IFAW campaigner Josey Sharrad explained why Bear's job was import­ant. Now, more than ever, saving individual koalas was critical. With such an intense start to the summer bushfire season, it has been weeks and months before some/all of these fires were put out. In the meantime, wildlife continued to need to be rescued and treated, and had to remain in care for some time. The road to recovery for the burned koalas was long.

The wildlife experts trialled different survey methods and the most effective by far was using the detection dogs. The dog helped find the scats, such that the ex­perts could then start focusing on the canopy and doing an intense search to locate the koala. Bear roamed around burnt-out areas and sat very still to alert his hand­ler when a burned koala was near. The detection dogs were thus incredibly essential.

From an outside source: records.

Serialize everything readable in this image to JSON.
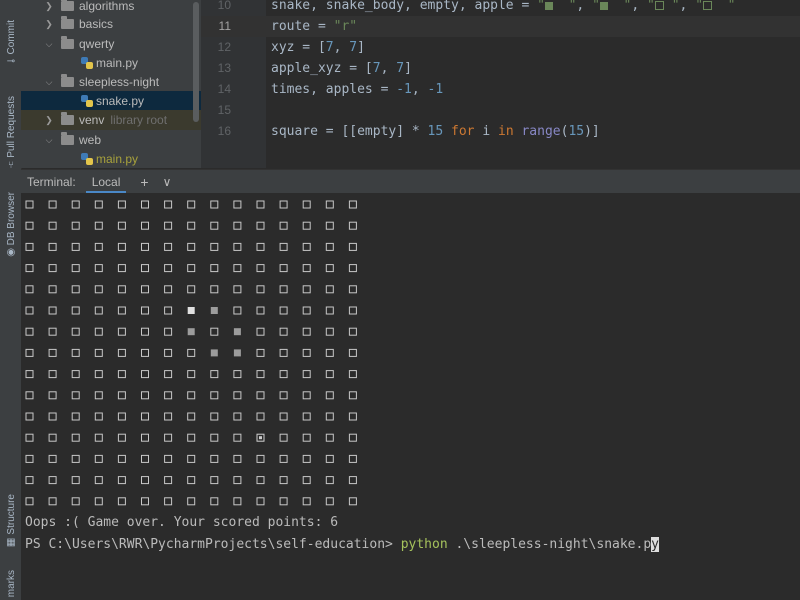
{
  "sidebar": {
    "tabs": [
      {
        "label": "Commit",
        "icon": "commit-icon"
      },
      {
        "label": "Pull Requests",
        "icon": "pull-requests-icon"
      },
      {
        "label": "DB Browser",
        "icon": "db-browser-icon"
      },
      {
        "label": "Structure",
        "icon": "structure-icon"
      },
      {
        "label": "marks",
        "icon": "bookmarks-icon"
      }
    ]
  },
  "project_tree": {
    "items": [
      {
        "label": "algorithms",
        "kind": "folder",
        "expanded": false
      },
      {
        "label": "basics",
        "kind": "folder",
        "expanded": false
      },
      {
        "label": "qwerty",
        "kind": "folder",
        "expanded": true
      },
      {
        "label": "main.py",
        "kind": "file"
      },
      {
        "label": "sleepless-night",
        "kind": "folder",
        "expanded": true
      },
      {
        "label": "snake.py",
        "kind": "file",
        "selected": true
      },
      {
        "label": "venv",
        "kind": "folder",
        "expanded": false,
        "note": "library root"
      },
      {
        "label": "web",
        "kind": "folder",
        "expanded": true
      },
      {
        "label": "main.py",
        "kind": "file"
      }
    ]
  },
  "editor": {
    "lines": [
      {
        "n": "10",
        "text": "snake, snake_body, empty, apple = \"▪ \", \"▪ \", \"□ \", \"▣ \""
      },
      {
        "n": "11",
        "text": "route = \"r\"",
        "current": true
      },
      {
        "n": "12",
        "text": "xyz = [7, 7]"
      },
      {
        "n": "13",
        "text": "apple_xyz = [7, 7]"
      },
      {
        "n": "14",
        "text": "times, apples = -1, -1"
      },
      {
        "n": "15",
        "text": ""
      },
      {
        "n": "16",
        "text": "square = [[empty] * 15 for i in range(15)]"
      }
    ]
  },
  "terminal": {
    "title": "Terminal:",
    "tab": "Local",
    "add_label": "+",
    "dropdown_label": "∨",
    "grid": {
      "size": 15,
      "empty_symbol": "□",
      "snake_head": [
        [
          5,
          7
        ]
      ],
      "snake_body": [
        [
          5,
          8
        ],
        [
          6,
          7
        ],
        [
          6,
          9
        ],
        [
          7,
          8
        ],
        [
          7,
          9
        ]
      ],
      "apple": [
        [
          11,
          10
        ]
      ]
    },
    "output": "Oops :( Game over. Your scored points: 6",
    "prompt": "PS C:\\Users\\RWR\\PycharmProjects\\self-education> ",
    "command": "python",
    "args": " .\\sleepless-night\\snake.p",
    "cursor_char": "y"
  },
  "colors": {
    "accent": "#4a88c7",
    "string": "#6a8759",
    "number": "#6897bb",
    "keyword": "#cc7832",
    "command": "#a5c25c"
  }
}
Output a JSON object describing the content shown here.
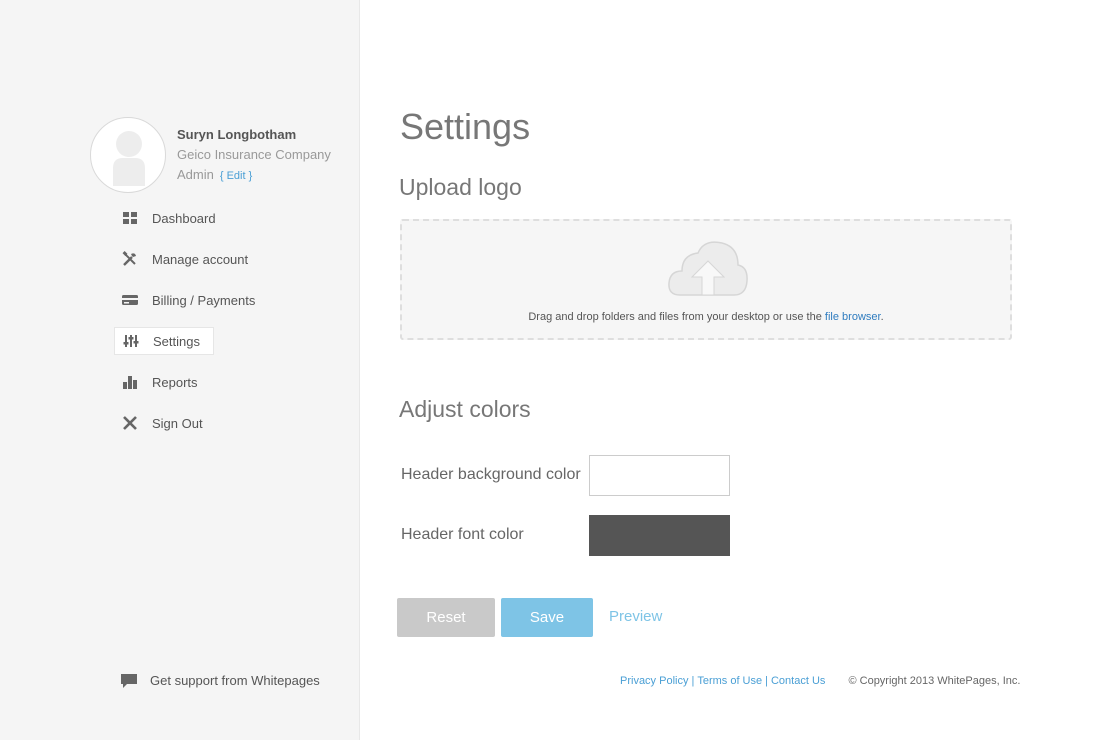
{
  "user": {
    "name": "Suryn Longbotham",
    "company": "Geico Insurance Company",
    "role": "Admin",
    "edit_label": "{ Edit }"
  },
  "nav": {
    "items": [
      {
        "label": "Dashboard",
        "icon": "dashboard-grid-icon"
      },
      {
        "label": "Manage account",
        "icon": "tools-icon"
      },
      {
        "label": "Billing / Payments",
        "icon": "credit-card-icon"
      },
      {
        "label": "Settings",
        "icon": "sliders-icon",
        "active": true
      },
      {
        "label": "Reports",
        "icon": "bar-chart-icon"
      },
      {
        "label": "Sign Out",
        "icon": "close-icon"
      }
    ]
  },
  "support": {
    "label": "Get support from Whitepages",
    "icon": "chat-bubble-icon"
  },
  "page": {
    "title": "Settings"
  },
  "upload": {
    "title": "Upload logo",
    "text": "Drag and drop folders and files from your desktop or use the ",
    "link": "file browser",
    "text_end": ".",
    "icon": "cloud-upload-icon"
  },
  "colors": {
    "title": "Adjust colors",
    "header_bg_label": "Header background color",
    "header_bg_value": "#ffffff",
    "header_font_label": "Header font color",
    "header_font_value": "#555555"
  },
  "actions": {
    "reset": "Reset",
    "save": "Save",
    "preview": "Preview"
  },
  "footer": {
    "privacy": "Privacy Policy",
    "terms": "Terms of Use",
    "contact": "Contact Us",
    "separator": "|",
    "copyright": "© Copyright 2013 WhitePages, Inc."
  },
  "theme": {
    "accent": "#4a9fd5",
    "save_button": "#7ec4e6",
    "reset_button": "#c9c9c9"
  }
}
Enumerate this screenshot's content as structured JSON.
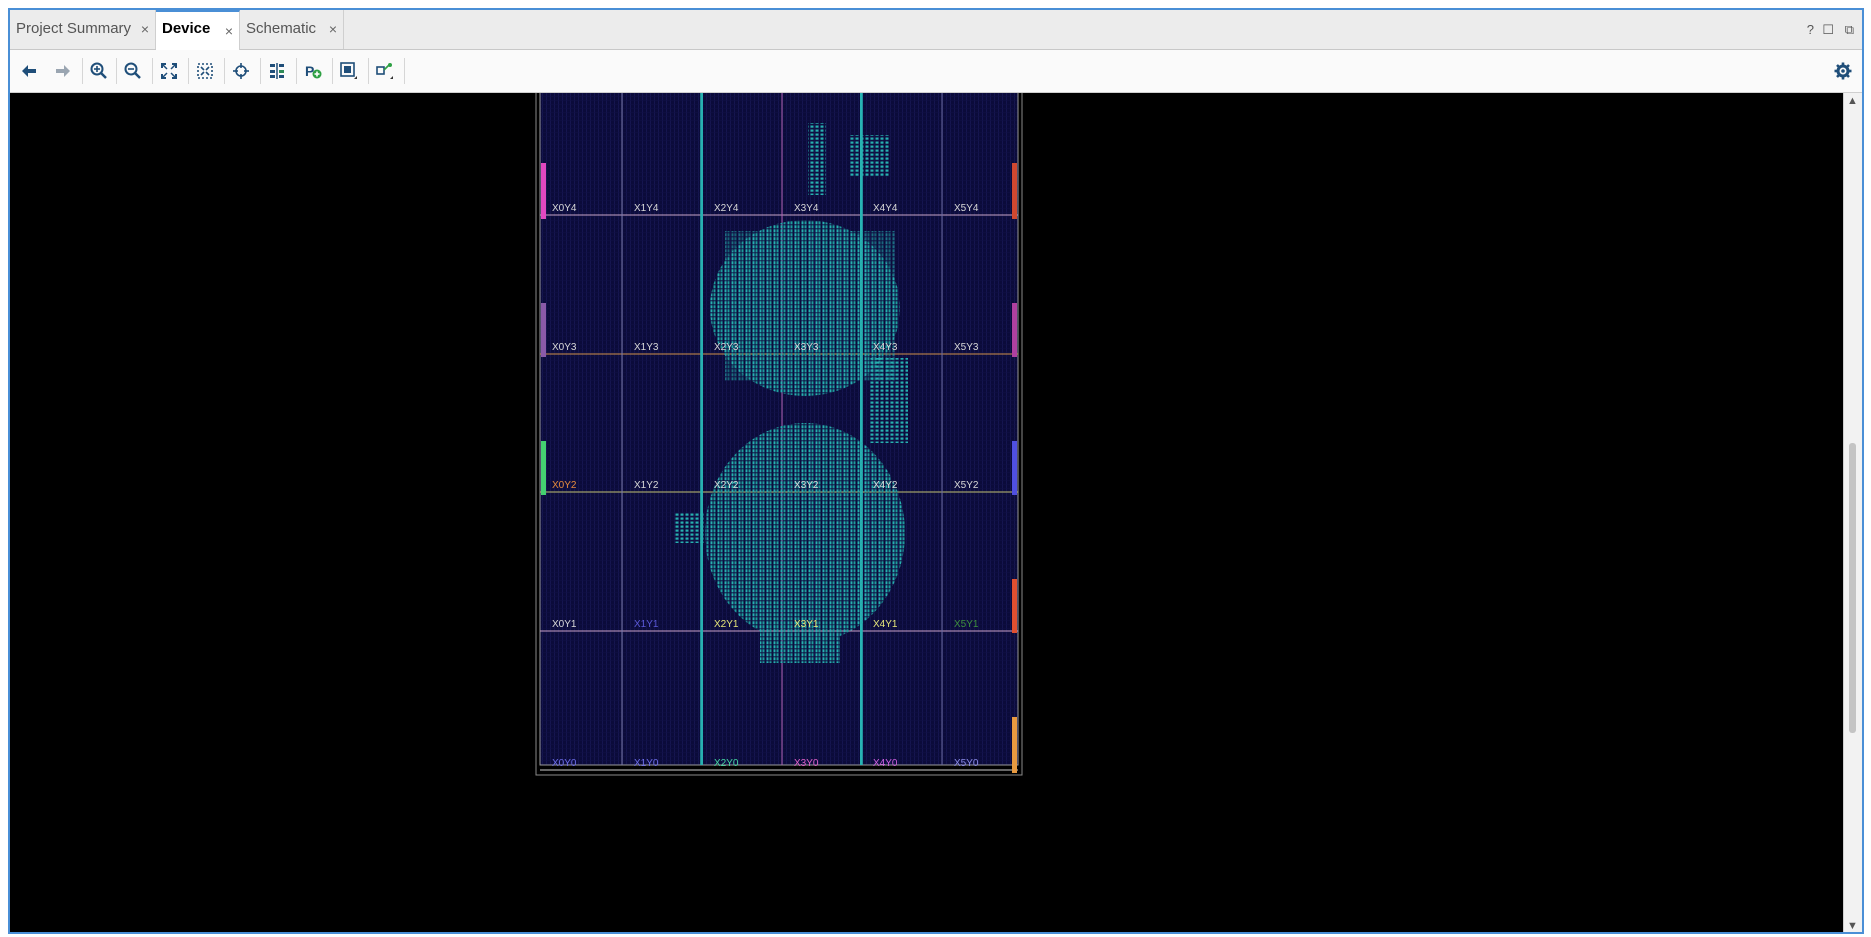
{
  "tabs": [
    {
      "label": "Project Summary",
      "active": false
    },
    {
      "label": "Device",
      "active": true
    },
    {
      "label": "Schematic",
      "active": false
    }
  ],
  "tab_close_glyph": "×",
  "window_controls": {
    "help": "?",
    "maximize": "☐",
    "float": "⧉"
  },
  "toolbar": {
    "back_icon": "arrow-left-icon",
    "forward_icon": "arrow-right-icon",
    "zoom_in_icon": "zoom-in-icon",
    "zoom_out_icon": "zoom-out-icon",
    "zoom_fit_icon": "zoom-fit-icon",
    "zoom_selected_icon": "zoom-selected-icon",
    "crosshair_icon": "crosshair-icon",
    "routing_icon": "routing-resources-icon",
    "add_pblock_icon": "add-pblock-icon",
    "device_view_icon": "device-view-options-icon",
    "connectivity_icon": "connectivity-icon",
    "settings_icon": "gear-icon"
  },
  "device": {
    "clock_regions": [
      [
        "X0Y4",
        "X1Y4",
        "X2Y4",
        "X3Y4",
        "X4Y4",
        "X5Y4"
      ],
      [
        "X0Y3",
        "X1Y3",
        "X2Y3",
        "X3Y3",
        "X4Y3",
        "X5Y3"
      ],
      [
        "X0Y2",
        "X1Y2",
        "X2Y2",
        "X3Y2",
        "X4Y2",
        "X5Y2"
      ],
      [
        "X0Y1",
        "X1Y1",
        "X2Y1",
        "X3Y1",
        "X4Y1",
        "X5Y1"
      ],
      [
        "X0Y0",
        "X1Y0",
        "X2Y0",
        "X3Y0",
        "X4Y0",
        "X5Y0"
      ]
    ],
    "label_colors": [
      [
        "#d8d8d8",
        "#d8d8d8",
        "#d8d8d8",
        "#d8d8d8",
        "#d8d8d8",
        "#d8d8d8"
      ],
      [
        "#d8d8d8",
        "#d8d8d8",
        "#d8d8d8",
        "#d8d8d8",
        "#d8d8d8",
        "#d8d8d8"
      ],
      [
        "#e58a3c",
        "#d8d8d8",
        "#d8d8d8",
        "#d8d8d8",
        "#d8d8d8",
        "#d8d8d8"
      ],
      [
        "#d8d8d8",
        "#5a58d6",
        "#e6e67a",
        "#e6e67a",
        "#e6e67a",
        "#3e8f3e"
      ],
      [
        "#6c6ce6",
        "#6c6ce6",
        "#45d6a0",
        "#e060c8",
        "#d060e0",
        "#8a8ae6"
      ]
    ],
    "placement_color": "#27b0b0",
    "background_color": "#000000",
    "fabric_color": "#0b0b3a"
  }
}
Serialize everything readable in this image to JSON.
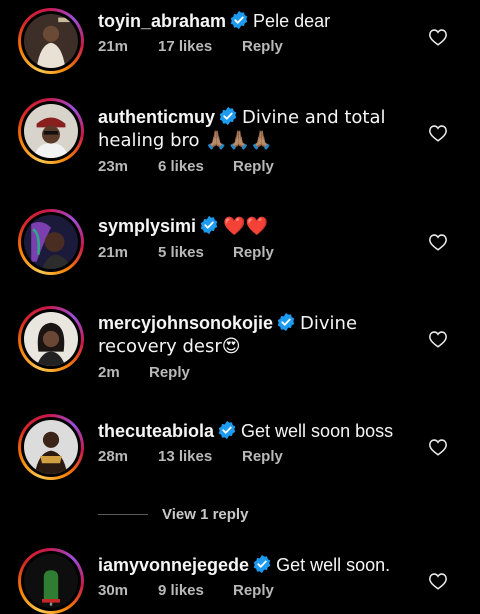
{
  "comments": [
    {
      "username": "toyin_abraham",
      "text": "Pele dear",
      "time": "21m",
      "likes": "17 likes",
      "reply": "Reply",
      "avatar": "avatar-toyin"
    },
    {
      "username": "authenticmuy",
      "text": "Divine and total healing bro 🙏🏽🙏🏽🙏🏽",
      "time": "23m",
      "likes": "6 likes",
      "reply": "Reply",
      "avatar": "avatar-authentic"
    },
    {
      "username": "symplysimi",
      "text": "❤️❤️",
      "time": "21m",
      "likes": "5 likes",
      "reply": "Reply",
      "avatar": "avatar-simi"
    },
    {
      "username": "mercyjohnsonokojie",
      "text": "Divine recovery desr😍",
      "time": "2m",
      "likes": "",
      "reply": "Reply",
      "avatar": "avatar-mercy"
    },
    {
      "username": "thecuteabiola",
      "text": "Get well soon boss",
      "time": "28m",
      "likes": "13 likes",
      "reply": "Reply",
      "avatar": "avatar-abiola"
    },
    {
      "username": "iamyvonnejegede",
      "text": "Get well soon.",
      "time": "30m",
      "likes": "9 likes",
      "reply": "Reply",
      "avatar": "avatar-yvonne"
    }
  ],
  "view_replies": "View 1 reply",
  "icons": {
    "verified": "verified-badge-icon",
    "like": "heart-outline-icon"
  },
  "colors": {
    "background": "#000000",
    "verified": "#1d9bf0",
    "meta": "#b9b9b9"
  }
}
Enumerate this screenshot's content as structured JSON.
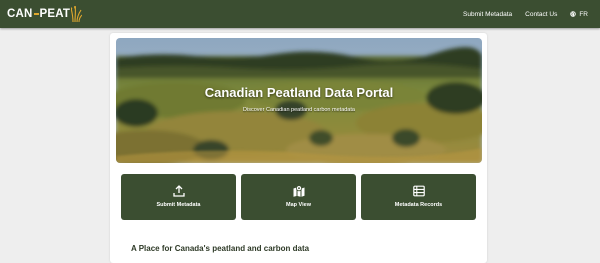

Now another hero, a specially trained dog named Smudge, was assis­ting animal rescuers in the New South Wales/NSW Blue Mountains. Smudge was also helping to save injured koalas by sniffing them out in the bush after their habitat had been devastated by fires. This dog had been spec­ially trained to track down koala scat, finding twice as much scat in five minutes as a team of three skilled searchers would in an hour. Tragically thousands koalas already died in the Blue Mountain fires alone.

BEAR located koala scat and waited for the wildlife experts to search for the koala
Note his socks, protecting his paws from the burnt ground.

Burned trees, after the Callignee fire went through,
destroying koalas' food supply and sleeping spaces

The wildlife experts knew they needed help to rescue injured koalas. Research­er Dr Kel­lie Leigh was working alongside Smudge and said dogs like him made it far eas­ier to search for koalas in dense bushland. Clearly the Blue Mountains were really diff­icult hab­it­ats to survey: the trees were big, the can­opy was dense and the koalas could not be located just by looking.

Three special dogs, Tommy, Emma and Becky, and their trainer Steve Austin, searched scorched land for injured koalas in NSW. Like other detection dogs, Austin’s team was also trained to find injured koalas by tracking the scent of their scat. So far this fire season, Austin's dogs have located 16 koalas. Experts then came in to rescue the burned animals which were treated at Port Macquarie Koala Hospital in Sydney.

Note the koala named Flash that was found in Taree in northern NSW with burns so severe, he had to be sedated before treatment. Meanwhile, heart warming footage has emerged of firefighters giving a drink of water to two koalas they rescued from catastrophic bush­fires. Lester Miles was on his way to relieve day shift crews fight­ing a blaze burning for more than a week at Spicers Gap in Maryvale, Qld, one night when he saw the koalas surrounded by flames. The Brisbane fire fighter said the koalas would have been burnt alive if they hadn't been spotted and saved. They had nowhere to go since there was fire all around them. Coming up through there, the men had to go through the fire itself. Even more dangerous, there were a lot of trees falling over.
Now a totally unplanned, unexpected saving of a koala. A gallant golden retriever has been hailed a hero after saving an aband­oned baby koala’s life, by letting it snuggle in her fur. Proud dog owner Kerry McKinnon was shocked after discovering the tiny koala joey snuggled up with her five-year-old golden retriever As­ha. The dog owner from Strathdownie in Western Victoria said the koala probably became separated from its mother during the night and wandered onto her back porch, finding comfort in Asha’s warm fur. With early morning temperatures plummeting down to 5c, Kerry McKinnon said that the helpless koala never would have made it through the night if it hadn’t been cuddled up to Asha. The retriev­­er’s heroic feat in honour of the koala has since gone viral on social media.

 Asha the golden retriever saved a baby koala's life by keeping him warm all night.

The Word Wildlife Fund said that 30,000 koalas may have perish­ed, although the final toll won't be known for months. Worse still, koalas are known to breed so slowly that it could take 100 years for the population to rebuild. This meant that every animal that was rescued from death was crucial.